= François Grin =

Swiss economist

François Grin (born 14 September 1959) is a Swiss economist. One of his research fields is the economics of language.

Grin studied economics at the University of Geneva, where he obtained a doctorate summa cum laude in 1989. He then was a teacher at the universities of Montreal and Washington (in Seattle), assistant professor at the University of Geneva and vice-director of the European Centre for Minority Issues in Flensburg, Germany. Since 2001 he is a visiting professor at the University of Lugano, in 2003 he became professor at the University of Geneva.

In his research, he studies the linguistic situation in Switzerland and in the European Union and its economic consequences. He is the author of a 2005 report entitled L'enseignement des langues étrangères comme politique publique (The teaching of foreign languages as a public policy), best known as Grin's Report. In this document, Grin indicates that the choice of Esperanto as a bridge language for Europe would lead to an annual saving of 25 billion euros. He also suggested a language tax to compensate for the drawbacks of countries whose language is not widespread.

Grin has also studied the case of Kalmyk, an Oirat language in Russia.

==Grin's Report==
In 2005 François Grin wrote Foreign language teaching as public policy, answering a request by the Haut conseil de l'éducation.
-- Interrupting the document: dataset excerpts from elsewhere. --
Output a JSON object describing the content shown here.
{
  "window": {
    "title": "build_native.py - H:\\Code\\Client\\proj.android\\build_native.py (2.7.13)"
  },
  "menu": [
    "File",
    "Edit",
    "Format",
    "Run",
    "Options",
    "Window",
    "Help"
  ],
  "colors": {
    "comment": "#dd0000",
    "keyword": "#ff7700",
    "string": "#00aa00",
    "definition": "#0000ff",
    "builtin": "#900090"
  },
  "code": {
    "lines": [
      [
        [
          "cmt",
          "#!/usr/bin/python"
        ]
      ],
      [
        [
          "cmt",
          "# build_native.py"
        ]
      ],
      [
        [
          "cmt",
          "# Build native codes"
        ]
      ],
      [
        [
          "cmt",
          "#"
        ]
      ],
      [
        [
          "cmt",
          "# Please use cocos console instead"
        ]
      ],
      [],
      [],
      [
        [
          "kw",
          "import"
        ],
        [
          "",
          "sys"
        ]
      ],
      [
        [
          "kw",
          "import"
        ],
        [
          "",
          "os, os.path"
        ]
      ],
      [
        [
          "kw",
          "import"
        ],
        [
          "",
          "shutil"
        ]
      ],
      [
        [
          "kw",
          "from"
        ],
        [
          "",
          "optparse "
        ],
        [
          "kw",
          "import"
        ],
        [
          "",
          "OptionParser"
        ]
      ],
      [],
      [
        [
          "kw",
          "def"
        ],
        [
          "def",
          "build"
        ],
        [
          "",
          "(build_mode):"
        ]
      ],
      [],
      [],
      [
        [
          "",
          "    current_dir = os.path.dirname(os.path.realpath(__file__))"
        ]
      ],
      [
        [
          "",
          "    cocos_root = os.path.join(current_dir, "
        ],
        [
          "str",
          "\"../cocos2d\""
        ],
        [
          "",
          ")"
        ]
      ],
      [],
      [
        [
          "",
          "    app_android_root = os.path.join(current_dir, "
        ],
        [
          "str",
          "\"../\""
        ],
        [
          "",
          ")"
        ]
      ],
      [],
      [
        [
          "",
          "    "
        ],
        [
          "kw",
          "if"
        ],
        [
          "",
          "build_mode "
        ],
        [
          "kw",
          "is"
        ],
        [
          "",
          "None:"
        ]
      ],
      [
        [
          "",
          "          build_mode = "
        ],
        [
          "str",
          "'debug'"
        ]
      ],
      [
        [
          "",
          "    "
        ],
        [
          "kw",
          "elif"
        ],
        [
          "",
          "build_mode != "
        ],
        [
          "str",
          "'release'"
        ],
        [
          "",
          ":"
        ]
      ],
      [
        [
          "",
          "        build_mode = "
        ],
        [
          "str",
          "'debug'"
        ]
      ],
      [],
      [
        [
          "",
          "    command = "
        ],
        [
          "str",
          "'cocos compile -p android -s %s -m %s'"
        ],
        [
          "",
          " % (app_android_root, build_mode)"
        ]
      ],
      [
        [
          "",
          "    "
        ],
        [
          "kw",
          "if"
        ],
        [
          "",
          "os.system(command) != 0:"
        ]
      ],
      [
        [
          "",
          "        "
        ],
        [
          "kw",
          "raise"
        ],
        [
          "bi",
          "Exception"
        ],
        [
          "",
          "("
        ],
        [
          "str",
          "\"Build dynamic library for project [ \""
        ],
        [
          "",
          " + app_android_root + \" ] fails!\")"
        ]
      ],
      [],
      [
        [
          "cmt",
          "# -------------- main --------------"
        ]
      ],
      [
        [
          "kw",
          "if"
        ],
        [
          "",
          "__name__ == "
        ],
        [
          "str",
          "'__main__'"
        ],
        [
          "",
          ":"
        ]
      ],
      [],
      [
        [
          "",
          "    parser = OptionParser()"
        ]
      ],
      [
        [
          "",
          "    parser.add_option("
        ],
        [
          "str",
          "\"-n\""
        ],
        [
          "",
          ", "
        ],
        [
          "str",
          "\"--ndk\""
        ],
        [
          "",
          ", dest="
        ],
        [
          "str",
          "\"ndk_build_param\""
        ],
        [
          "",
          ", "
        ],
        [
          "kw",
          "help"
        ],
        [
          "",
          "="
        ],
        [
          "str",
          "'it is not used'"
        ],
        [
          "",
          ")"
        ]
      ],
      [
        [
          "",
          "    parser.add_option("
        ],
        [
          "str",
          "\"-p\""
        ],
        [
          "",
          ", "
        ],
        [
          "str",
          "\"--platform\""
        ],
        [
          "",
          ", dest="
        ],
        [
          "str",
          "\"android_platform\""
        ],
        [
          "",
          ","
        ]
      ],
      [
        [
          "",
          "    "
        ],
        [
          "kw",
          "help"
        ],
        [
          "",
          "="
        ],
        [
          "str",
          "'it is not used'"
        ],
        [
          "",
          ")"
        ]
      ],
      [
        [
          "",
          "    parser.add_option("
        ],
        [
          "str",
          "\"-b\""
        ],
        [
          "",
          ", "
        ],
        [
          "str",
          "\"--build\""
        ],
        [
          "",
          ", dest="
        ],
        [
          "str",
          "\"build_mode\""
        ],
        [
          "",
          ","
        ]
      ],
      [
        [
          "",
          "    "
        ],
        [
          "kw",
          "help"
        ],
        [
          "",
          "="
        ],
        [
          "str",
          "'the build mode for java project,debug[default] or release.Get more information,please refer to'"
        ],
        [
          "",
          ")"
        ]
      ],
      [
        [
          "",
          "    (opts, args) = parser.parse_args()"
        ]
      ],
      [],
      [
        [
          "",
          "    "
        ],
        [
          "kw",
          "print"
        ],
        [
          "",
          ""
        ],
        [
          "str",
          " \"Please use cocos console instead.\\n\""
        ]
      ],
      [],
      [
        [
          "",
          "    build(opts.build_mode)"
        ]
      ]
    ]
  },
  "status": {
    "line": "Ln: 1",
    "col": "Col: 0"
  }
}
This document attempts to answer the following questions: "What foreign languages ought to be taught, for what reasons, and considering what context?" It considers the economic costs of language policies, as well as their cultural and policy implications. It examines three scenarios: the choice of a single natural language, the choice of three natural languages and the choice of a constructed language, Esperanto.

This report has not resulted in real changes in the language policy of any State.

The report suggests that use of English gives unfair redistribution to Anglophones. A set of three, e.g. French, German and English, would reduce inequalities among speakers, but still impose a burden on those whose first language is not among those chosen. A further problem is the choice of languages for the trio (and the criteria for choosing them).

The report argues that adoption of Esperanto would save the EU 25 billion euros a year. Grin suggests that adoption of Esperanto as a working language is unlikely given prejudices against the language, but that such a move may be achieved in the long term.

Economists Adriana Vintean and Ovidiu Matiu suggested in 2008 that adoption of Esperanto would likely lead to large savings for Europe, but that teaching Esperanto would be a major expense for poorer EU nations such as Romania or Bulgaria.